Last week, I sketched a simple picture of the costs involved in installing a 3-kW system in San Francisco. This week, as promised, I’m taking a look at three different financing options. Here we go.
(1) Buy. Obviously, this is the most straightforward option. If you’ve got a enough cash to cover the upfront costs, which in our example are about $20,000, buying the system outright is probably the most hassle-free option out there. Bear in mind, however, there is a time-value to money, and there may be other investments that offer a more attractive return. (Like sending your kids to college…). Seriously though, if you could reliably earn 12 percent on the stock market, you’d be better off putting $5,000 down, taking out a loan with 8 percent interest and pocketing the difference. There are attendant risks to this approach, of course. And even then, some people with ample cash may choose to just buy the system outright and bypass the loan option altogether. I can’t really imagine wealthy Hollywood celebrities, for example, calculating (to the nearest cent) the internal rate of return of a PV system when they could be off riding jet skis and dodging paparazzi in St. Tropez. Anyway, I digress. Bottom line: most of us will either have to borrow or lease.
(2) Borrow. There are a number of different relevant ways to do this, though I’m going to avoid the details as what’s really important here is thinking about the numbers. The first is available through Energy Efficient Mortgages (EEMs). A second option is to borrow directly from your solar manufacturer or installer. Over the past year or so, a number of companies—including Akeena, Sunpower and Sharp—have teamed up with banks to offer equity lines of credit and/or loans with favorable terms for the purchase of PV panels. The third option is to apply for a renewable energy loan from your state or municipal government. Terms are typically as favorable (or more so) than the going market rate. Some governments even offer zero-interest loans for eligible borrowers. To learn about availability and terms, check out our interactive map of solar incentives. (For full details, visit the Database of State Incentives for Renewables and Efficiency website.)

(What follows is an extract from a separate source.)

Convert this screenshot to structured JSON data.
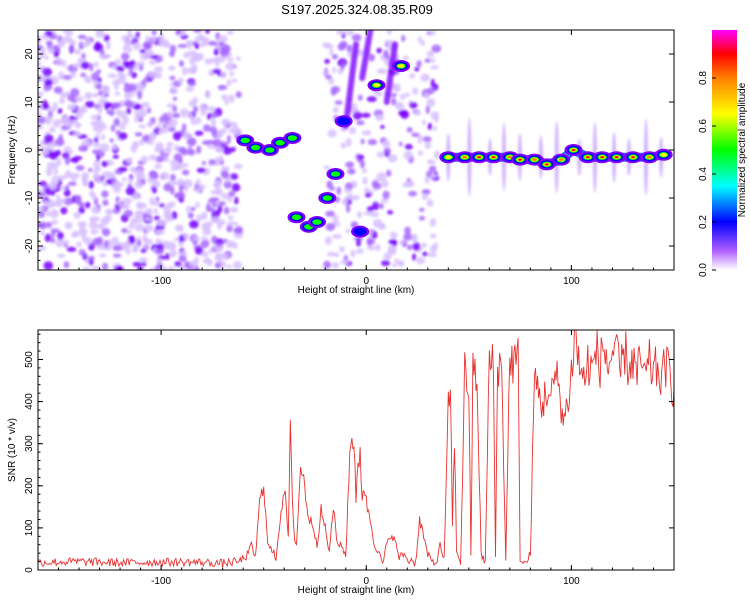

PSE&G, a New Jersey utility, provides a simple (but really handy) loan worksheet (xls) for commercial customers. Residential customers will also find it useful. The spreadsheet provides a quick look at the net present value of a particular PV system, and lets you adjust the discount rate and the rate at which you expect to be able to sell net excess generation (NEG) back to your utility.
(3) Lease. This option is probably the most unique, at least in the realm of renewable energy. And recently it has been catching on. It works like this: you put some money down, typically around $2,000, and agree to a 10-year agreement. The company installs PV panels on your roof and promises to pay for any maintenance, as needed, including the eventual replacement of the inverter. You pay them a monthly rate for the electricity that’s produced by the panels. If it works correctly, everyone wins: the company receives enough money to earn a worth-while rate of return. And you pay a monthly fee that’s lower than what you’d been paying to your utility before the panels were installed. Pretty clever, eh? Awhile ago, I wrote a brief post about SolarCity, a California-based outfit that’s aiming to expand the lease approach. SunEdison is also active on this front.
In the end, it makes sense that solar manufacturers, and others, should want to ease the burdens of financing. The easier and more attractive the loan options, the more PV panels will be sold. Stay tuned for more in-depth analysis of solar financing in the coming weeks.

















I wish this (and your post last week) had been written when I was still poking around the internet trying to find the answers to these questions. Seriously, I haven’t come across anything that says so much about finance options for solar in so elegantly few words–thanks!
I think the leasing option has potential to be very interesting as utilities seek ways to diversify their energy resources and take a load off the grid. Especially with the moratorium on public-land solar installations for the next two years, encouraging more folks to lease systems could be one way to keep the momentum going.